One of the poorest country in the world makes the loudest noise in joining El Salvador to declare bitcoin as legal tender.
“The adoption of bitcoin as an official currency represents a decisive step towards opening up new opportunities for our country,” said Faustin Archange, the President of the Central African Republic (CFA), upon signing the law.
We currently have access to the bill only in French, but it is confirmed the bill considers bitcoin to be on par with their national fiat currency.

They currently use CFA francs as their national currency, this being a regional currency managed by a central bank in Cameroon, CFA’s neighbor.
The currency is pegged to the euro, so monetary policy in this country is set in Brussels, at the European Central Bank.
That’s to ensure trust and stability in the fiat money used within this nation which has a GDP of just $2.4 billion for a population of close to 5 million.
As a comparison, this country is more than 10 times poorer than Moldova, the poorest nation in Europe, but seems to be a democracy.
Internet penetration there is thought to be at just 11%, making a lot of this more symbolic, but not for their upper and upper middle classes.

In addition, this second adoption of bitcoin as legal tender makes it clear there’s some sort of new thinking going on regarding monetary policy specifically where it concerns nations using the currency of a bigger trading block.
Dollarization was all the rage in the 90s, with Europe having its equivalent in the euro. Dollarization has stagnated and may even be entering a decline, but euro’s adoption is growing as countries near the EU see efficiencies and other benefits in just using the euro.
CFA will keep using that euro pegged franc, but as they don’t print their own money and as they don’t have a monetary policy as such, they have no cost at all from adopting bitcoin and may have some benefits in digitizing their almost non existent infrastructure.

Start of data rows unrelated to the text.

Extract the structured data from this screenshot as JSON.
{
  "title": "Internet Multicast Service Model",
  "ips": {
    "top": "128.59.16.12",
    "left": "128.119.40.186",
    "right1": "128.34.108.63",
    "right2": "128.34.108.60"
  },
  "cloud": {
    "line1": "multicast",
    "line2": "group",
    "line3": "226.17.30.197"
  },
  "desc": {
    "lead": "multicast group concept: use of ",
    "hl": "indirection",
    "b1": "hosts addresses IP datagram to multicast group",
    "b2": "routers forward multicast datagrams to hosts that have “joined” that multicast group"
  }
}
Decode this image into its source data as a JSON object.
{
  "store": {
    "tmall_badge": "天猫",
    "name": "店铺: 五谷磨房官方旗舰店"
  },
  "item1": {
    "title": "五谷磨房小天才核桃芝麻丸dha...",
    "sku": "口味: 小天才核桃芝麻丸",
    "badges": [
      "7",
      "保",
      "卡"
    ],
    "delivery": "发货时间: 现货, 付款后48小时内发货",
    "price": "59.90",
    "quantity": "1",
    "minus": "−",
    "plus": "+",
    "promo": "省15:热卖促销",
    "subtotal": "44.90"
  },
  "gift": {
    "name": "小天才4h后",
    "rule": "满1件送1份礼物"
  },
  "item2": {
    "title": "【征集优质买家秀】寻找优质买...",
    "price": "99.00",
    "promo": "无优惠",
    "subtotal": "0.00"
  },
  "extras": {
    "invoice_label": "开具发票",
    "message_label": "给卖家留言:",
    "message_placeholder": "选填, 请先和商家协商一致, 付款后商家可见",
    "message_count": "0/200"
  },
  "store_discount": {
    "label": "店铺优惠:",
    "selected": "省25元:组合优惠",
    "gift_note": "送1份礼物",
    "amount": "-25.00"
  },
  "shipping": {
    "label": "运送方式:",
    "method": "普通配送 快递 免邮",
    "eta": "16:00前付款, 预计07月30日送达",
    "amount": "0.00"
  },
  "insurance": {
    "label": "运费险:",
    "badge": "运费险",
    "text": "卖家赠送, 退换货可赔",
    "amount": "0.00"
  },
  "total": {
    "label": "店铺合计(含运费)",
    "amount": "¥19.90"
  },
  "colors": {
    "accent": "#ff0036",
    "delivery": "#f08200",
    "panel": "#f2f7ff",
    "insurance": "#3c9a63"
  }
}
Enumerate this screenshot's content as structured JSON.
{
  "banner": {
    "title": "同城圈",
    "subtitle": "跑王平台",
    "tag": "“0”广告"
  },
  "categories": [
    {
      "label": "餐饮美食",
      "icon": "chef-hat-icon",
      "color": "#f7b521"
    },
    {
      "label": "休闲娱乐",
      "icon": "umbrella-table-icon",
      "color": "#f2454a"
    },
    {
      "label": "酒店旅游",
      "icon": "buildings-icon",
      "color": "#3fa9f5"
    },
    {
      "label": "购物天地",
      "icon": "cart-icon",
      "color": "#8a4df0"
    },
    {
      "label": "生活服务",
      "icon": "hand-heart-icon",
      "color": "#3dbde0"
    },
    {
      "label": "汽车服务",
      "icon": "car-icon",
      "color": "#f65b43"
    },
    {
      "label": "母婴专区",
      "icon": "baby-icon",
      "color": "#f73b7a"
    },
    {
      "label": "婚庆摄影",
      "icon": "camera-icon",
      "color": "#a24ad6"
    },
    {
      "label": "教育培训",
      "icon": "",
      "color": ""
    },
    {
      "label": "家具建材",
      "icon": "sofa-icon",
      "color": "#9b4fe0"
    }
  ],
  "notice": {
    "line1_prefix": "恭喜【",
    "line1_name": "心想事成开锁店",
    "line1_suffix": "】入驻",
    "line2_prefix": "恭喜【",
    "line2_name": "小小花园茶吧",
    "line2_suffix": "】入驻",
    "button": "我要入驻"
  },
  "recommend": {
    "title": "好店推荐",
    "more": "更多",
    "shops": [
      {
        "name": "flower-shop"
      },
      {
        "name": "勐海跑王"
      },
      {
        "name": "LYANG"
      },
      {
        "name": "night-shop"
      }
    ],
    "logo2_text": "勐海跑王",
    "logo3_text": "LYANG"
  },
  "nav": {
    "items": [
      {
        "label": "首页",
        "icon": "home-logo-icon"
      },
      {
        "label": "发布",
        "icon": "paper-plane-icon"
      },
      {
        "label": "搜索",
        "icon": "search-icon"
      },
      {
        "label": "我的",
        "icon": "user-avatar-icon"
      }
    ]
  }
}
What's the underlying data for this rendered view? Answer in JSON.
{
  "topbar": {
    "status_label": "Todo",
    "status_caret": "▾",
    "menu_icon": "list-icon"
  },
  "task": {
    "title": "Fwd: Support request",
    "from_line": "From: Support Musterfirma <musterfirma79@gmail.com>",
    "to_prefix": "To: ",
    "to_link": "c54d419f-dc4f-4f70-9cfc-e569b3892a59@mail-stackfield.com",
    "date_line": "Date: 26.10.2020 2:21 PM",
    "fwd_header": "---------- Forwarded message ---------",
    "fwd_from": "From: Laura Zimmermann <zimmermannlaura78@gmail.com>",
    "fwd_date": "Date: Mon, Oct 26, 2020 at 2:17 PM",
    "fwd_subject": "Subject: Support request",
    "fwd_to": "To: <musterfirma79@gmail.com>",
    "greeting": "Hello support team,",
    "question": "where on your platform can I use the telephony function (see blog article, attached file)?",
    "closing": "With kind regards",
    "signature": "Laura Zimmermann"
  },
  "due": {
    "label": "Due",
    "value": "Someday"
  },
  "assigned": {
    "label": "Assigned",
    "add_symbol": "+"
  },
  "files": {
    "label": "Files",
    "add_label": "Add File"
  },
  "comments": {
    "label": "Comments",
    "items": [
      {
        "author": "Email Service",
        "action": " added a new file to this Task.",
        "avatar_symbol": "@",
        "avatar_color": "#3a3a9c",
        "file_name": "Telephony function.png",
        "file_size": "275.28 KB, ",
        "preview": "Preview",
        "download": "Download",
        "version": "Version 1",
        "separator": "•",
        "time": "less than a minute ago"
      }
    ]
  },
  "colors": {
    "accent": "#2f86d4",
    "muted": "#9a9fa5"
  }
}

This has led the US Congress to pass S. 3666, Accountability for Cryptocurrency in El Salvador Act, which requires the Department of State to devise, implement, and report to the Congress on a plan to mitigate any potential risk to the U.S. financial system from El Salvador’s action and similar actions by other countries.
Those risks are probably minimal for now, but a trend is clearly afoot as bitcoin starts being adopted in countries which do not have their fiat money, giving rise to potentially a new global monetary order where national fiat currencies are complemented with the global digital gold.